From 2015, important land concessions were made to mining and oil and gas companies, and the first impact of the arrival of these enterprises was the compulsory resettlement of communities – land dispossession, in other words. Although the companies built good new homes for the displaced, the people who received them could not pay the water and electricity bills because so few jobs were created by the new operations, artisanal mining was suppressed (sometimes violently) and there was a shortage of good farmland to share among the displaced, so many couldn’t resume farming. Separately, but in parallel, events since the 1990s, including both violent riots and violent suppression of peaceful protests over various issues, resulted in the people of Cabo Delgado coming to see the Mozambique government and Frelimo as not only uncaring, callous and corrupt, but as the active enemies of the people.

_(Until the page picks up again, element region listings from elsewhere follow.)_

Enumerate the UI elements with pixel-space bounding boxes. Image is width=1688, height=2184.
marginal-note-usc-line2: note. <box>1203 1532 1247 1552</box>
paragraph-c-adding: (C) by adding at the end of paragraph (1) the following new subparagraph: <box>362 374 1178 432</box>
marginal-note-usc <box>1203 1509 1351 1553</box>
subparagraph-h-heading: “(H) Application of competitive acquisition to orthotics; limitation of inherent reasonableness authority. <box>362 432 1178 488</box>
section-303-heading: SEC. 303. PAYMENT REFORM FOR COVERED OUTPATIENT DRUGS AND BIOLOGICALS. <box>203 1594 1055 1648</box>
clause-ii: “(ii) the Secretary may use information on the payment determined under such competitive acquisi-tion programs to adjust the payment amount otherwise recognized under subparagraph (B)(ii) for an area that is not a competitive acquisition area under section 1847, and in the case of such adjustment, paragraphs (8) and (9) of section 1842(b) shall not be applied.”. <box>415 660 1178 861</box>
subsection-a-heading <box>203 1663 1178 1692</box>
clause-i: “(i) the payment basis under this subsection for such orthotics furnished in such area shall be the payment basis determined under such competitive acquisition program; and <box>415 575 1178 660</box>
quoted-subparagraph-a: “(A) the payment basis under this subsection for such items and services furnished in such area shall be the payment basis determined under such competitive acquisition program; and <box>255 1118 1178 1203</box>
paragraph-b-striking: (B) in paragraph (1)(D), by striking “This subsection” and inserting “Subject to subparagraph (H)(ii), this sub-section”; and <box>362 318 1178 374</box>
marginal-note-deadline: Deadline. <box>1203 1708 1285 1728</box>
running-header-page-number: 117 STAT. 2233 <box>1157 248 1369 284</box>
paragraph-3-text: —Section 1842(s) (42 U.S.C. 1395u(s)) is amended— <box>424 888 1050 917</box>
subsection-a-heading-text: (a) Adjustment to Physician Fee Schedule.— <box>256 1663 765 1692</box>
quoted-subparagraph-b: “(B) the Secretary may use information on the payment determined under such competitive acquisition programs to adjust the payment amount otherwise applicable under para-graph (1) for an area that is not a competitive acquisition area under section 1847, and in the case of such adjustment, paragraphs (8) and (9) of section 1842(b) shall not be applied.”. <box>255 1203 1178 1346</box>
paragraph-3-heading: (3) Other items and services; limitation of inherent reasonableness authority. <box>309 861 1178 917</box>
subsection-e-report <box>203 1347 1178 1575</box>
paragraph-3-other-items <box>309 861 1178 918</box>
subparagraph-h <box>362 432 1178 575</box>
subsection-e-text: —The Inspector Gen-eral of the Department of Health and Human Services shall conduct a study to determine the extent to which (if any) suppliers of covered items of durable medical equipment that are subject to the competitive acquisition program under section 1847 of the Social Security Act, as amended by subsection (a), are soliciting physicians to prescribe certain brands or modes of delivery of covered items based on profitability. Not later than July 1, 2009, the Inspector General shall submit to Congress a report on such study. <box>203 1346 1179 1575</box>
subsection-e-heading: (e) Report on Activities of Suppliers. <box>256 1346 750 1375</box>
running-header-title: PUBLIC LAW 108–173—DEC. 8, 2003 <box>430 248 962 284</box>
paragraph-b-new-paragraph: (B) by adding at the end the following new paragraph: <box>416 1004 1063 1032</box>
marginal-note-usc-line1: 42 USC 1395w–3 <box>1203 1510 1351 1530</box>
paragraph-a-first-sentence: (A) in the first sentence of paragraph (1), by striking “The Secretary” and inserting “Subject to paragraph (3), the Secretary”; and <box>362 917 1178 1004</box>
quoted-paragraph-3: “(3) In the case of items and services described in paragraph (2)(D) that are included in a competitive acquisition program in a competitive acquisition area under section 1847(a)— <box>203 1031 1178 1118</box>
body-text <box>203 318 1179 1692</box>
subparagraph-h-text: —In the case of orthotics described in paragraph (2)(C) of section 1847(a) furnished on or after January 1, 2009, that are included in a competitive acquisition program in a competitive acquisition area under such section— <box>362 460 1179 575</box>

Thus, when the armed conflict erupted in October 2017, with an attack on the small town of Mocímboa da Praia, it was the outcome of a process of years, if not decades, of alienation and radicalisation. On the one hand, the Islamist or jihadi ideology justifies the violence, and gives the insurgents the belief that they are part of a great and global movement. It also opened the way to international support (propaganda, but perhaps also instructors and maybe even some weapons supplies, and certainly advice via the Internet). On the other, the conditions in Cabo Delgado make a sustained insurrection possible.

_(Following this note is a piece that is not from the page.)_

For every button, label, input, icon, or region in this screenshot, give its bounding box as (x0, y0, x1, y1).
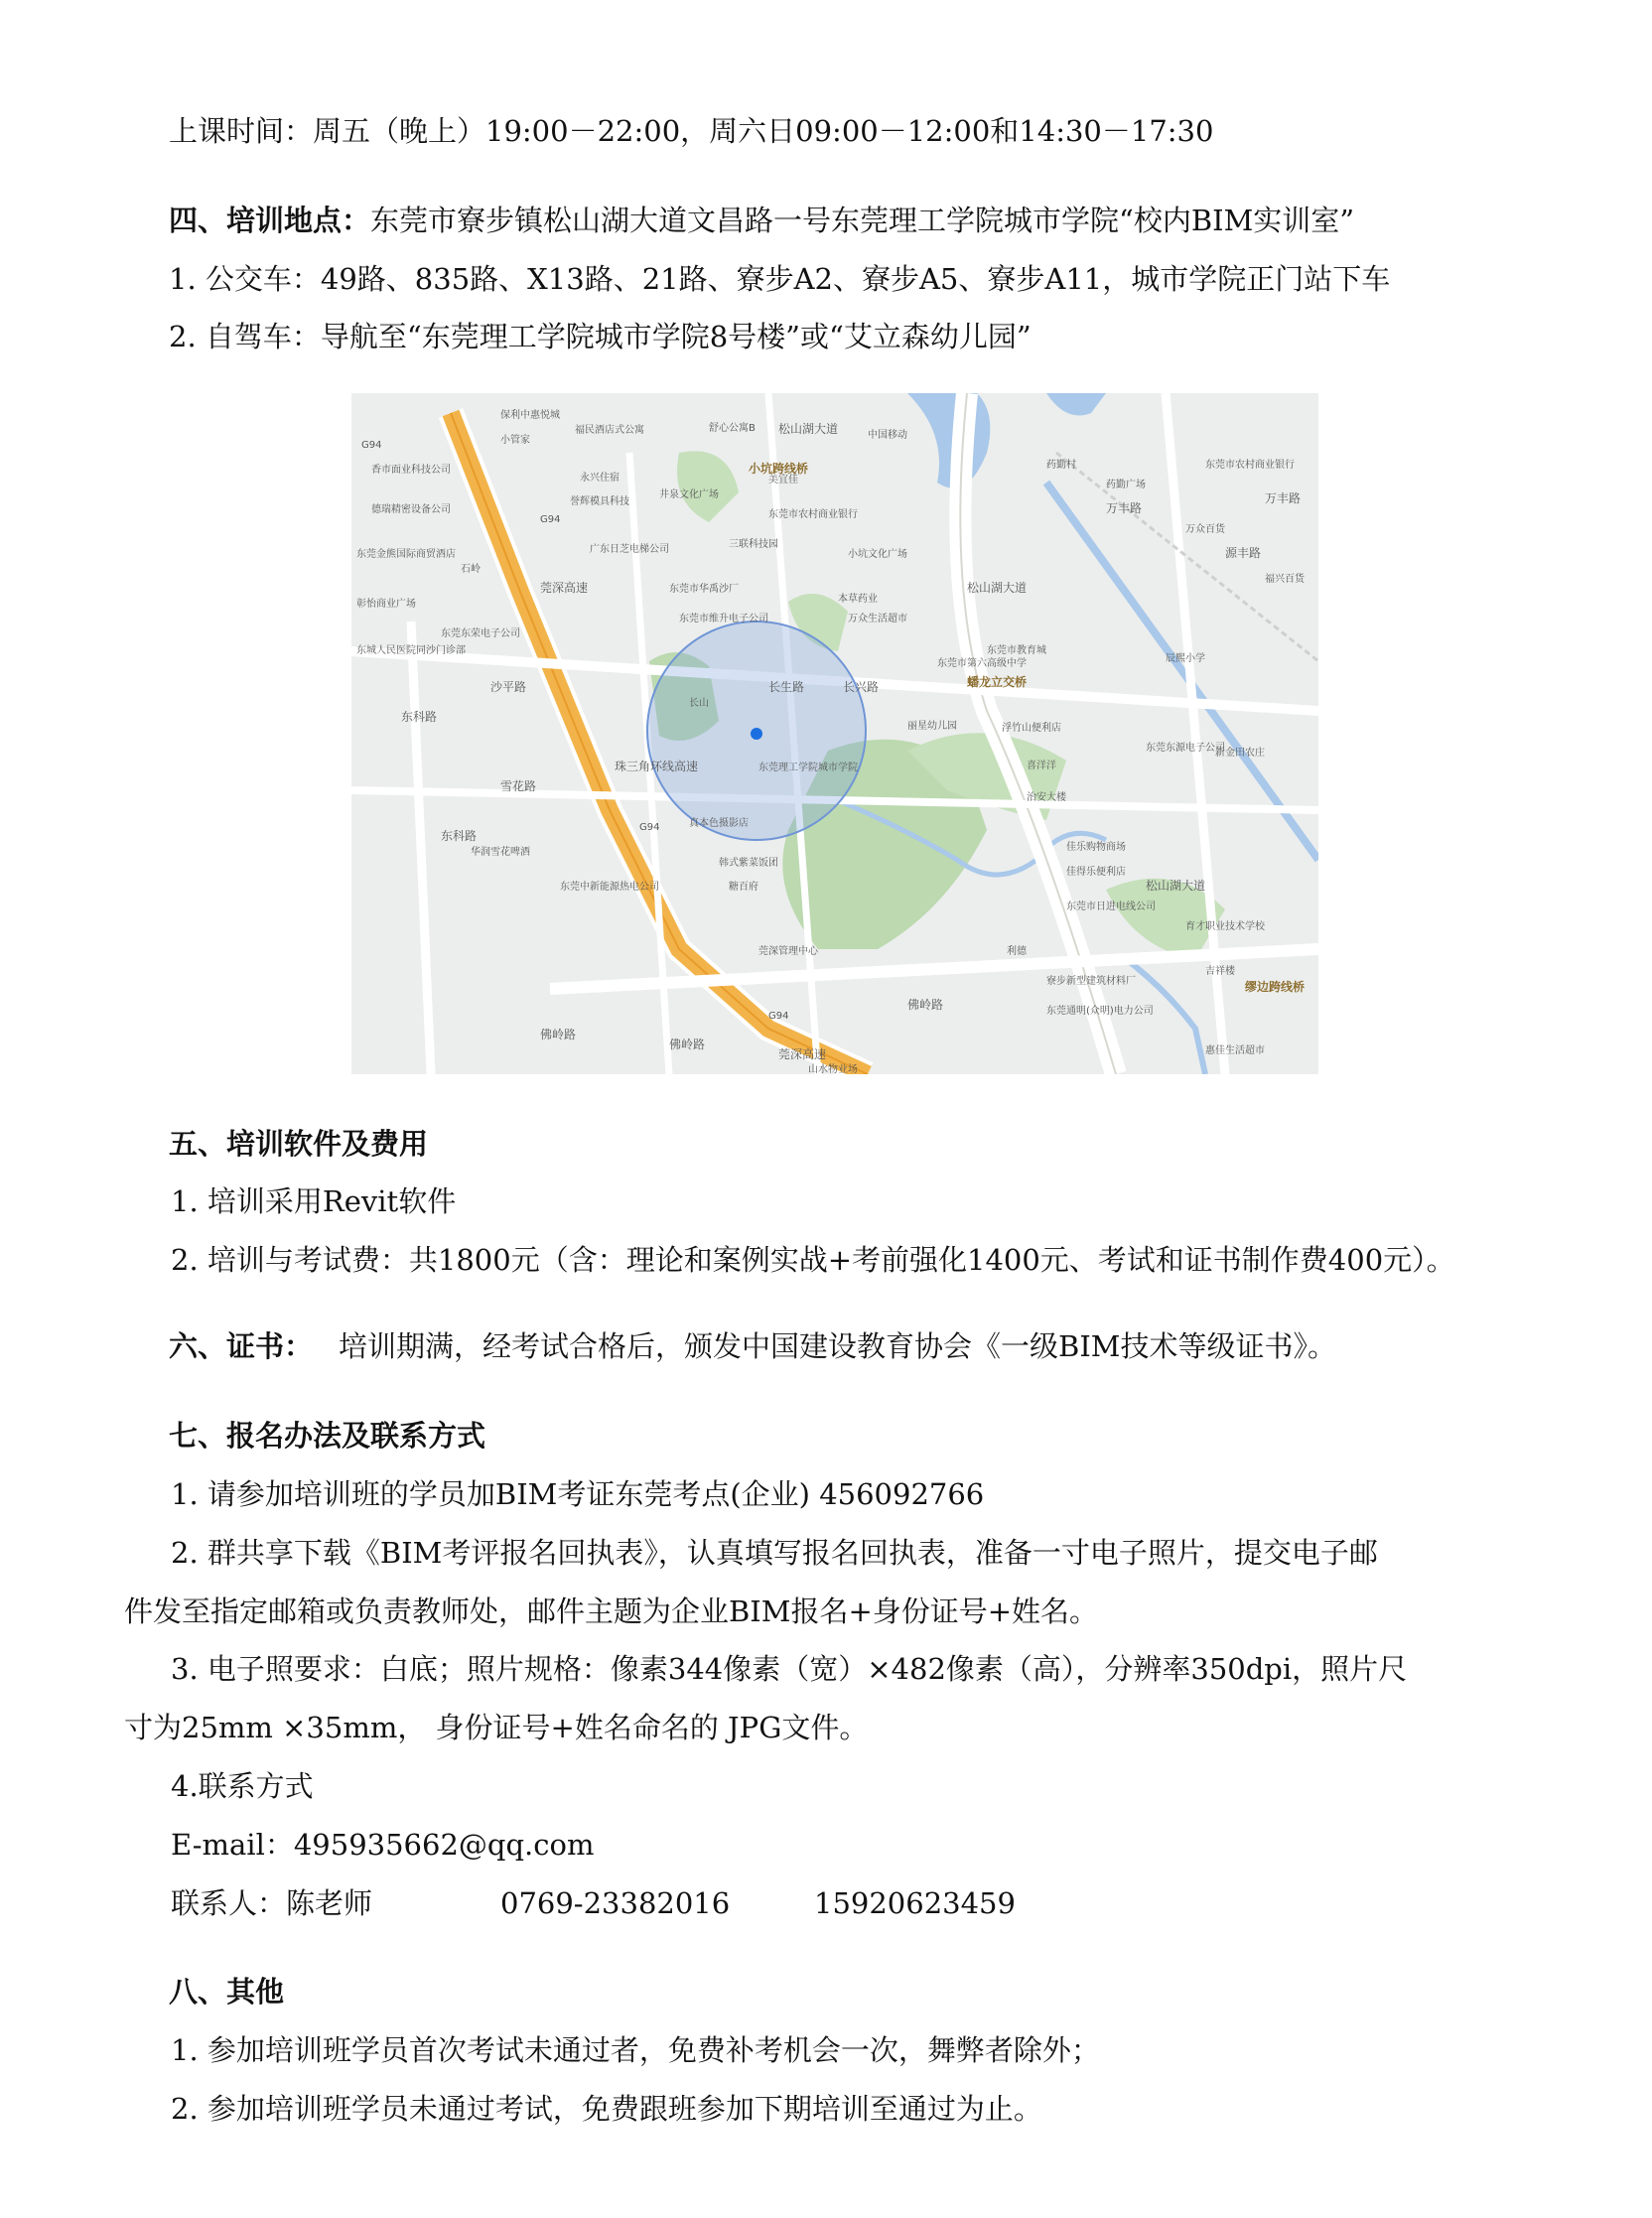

As both Hanlon and South African security expert Jasmine Opperman stress, this combination of local and international factors is crucially important and both must be addressed in order to counter the insurrection. Mozambique clearly has no control over its border with Tanzania, its navy is minute, its air force also tiny and it has no means of stopping the infiltration of extremists and weapons into Cabo Delgado, by land or by sea. Thus, external forces can keep the fire burning, as long as there is fuel for it. And if the local factors are not addressed, there will be plenty of fuel for the fire, and cutting off the flow of foreign support won’t stop it.

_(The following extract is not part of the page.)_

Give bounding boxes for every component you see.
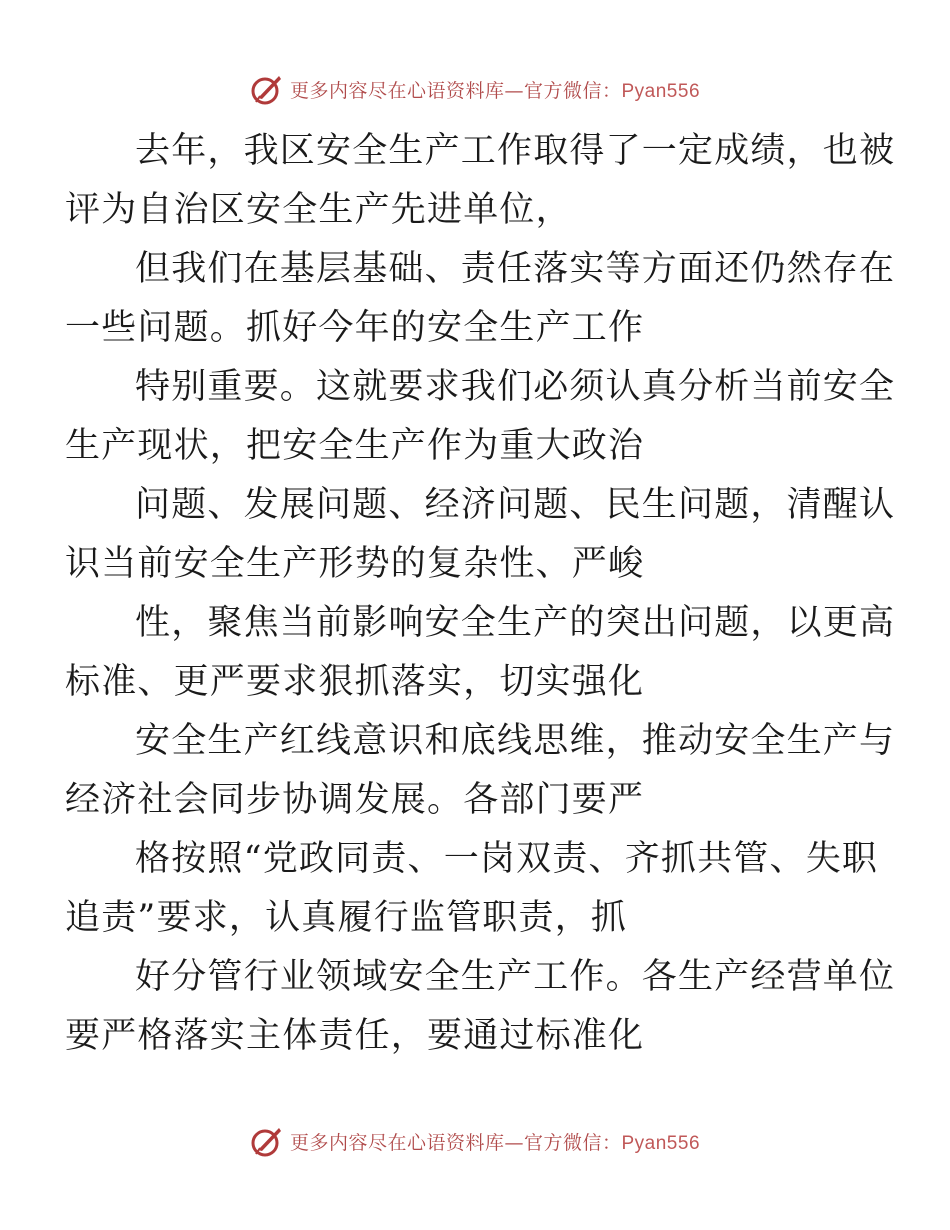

There is another key factor to note, namely the time lag between the start of radicalisation and the start of the revolt. This suggests that, by accident or design, the jihadis in Cabo Delgado are replicating the Maoist method of insurgency, albeit with a different ideological content. The Maoist approach involves years of political agitation and propaganda among the target population before the first armed attack is made. In the most recent significant and genuinely Maoist insurgency, that of Sendero Luminoso in Peru, the party militants spent ten years agitating among the poor rural communities in the marginalised Ayacucho department of Peru before launching their ‘armed struggle’. It took more than 12 years, and major socioeconomic and political changes, to defeat Sendero.

If this is the case, then the apparent war zone, that is, the area in which fighting is taking place, is only a fraction of the size of the actual war zone, which is the area within which radicalisation is taking place.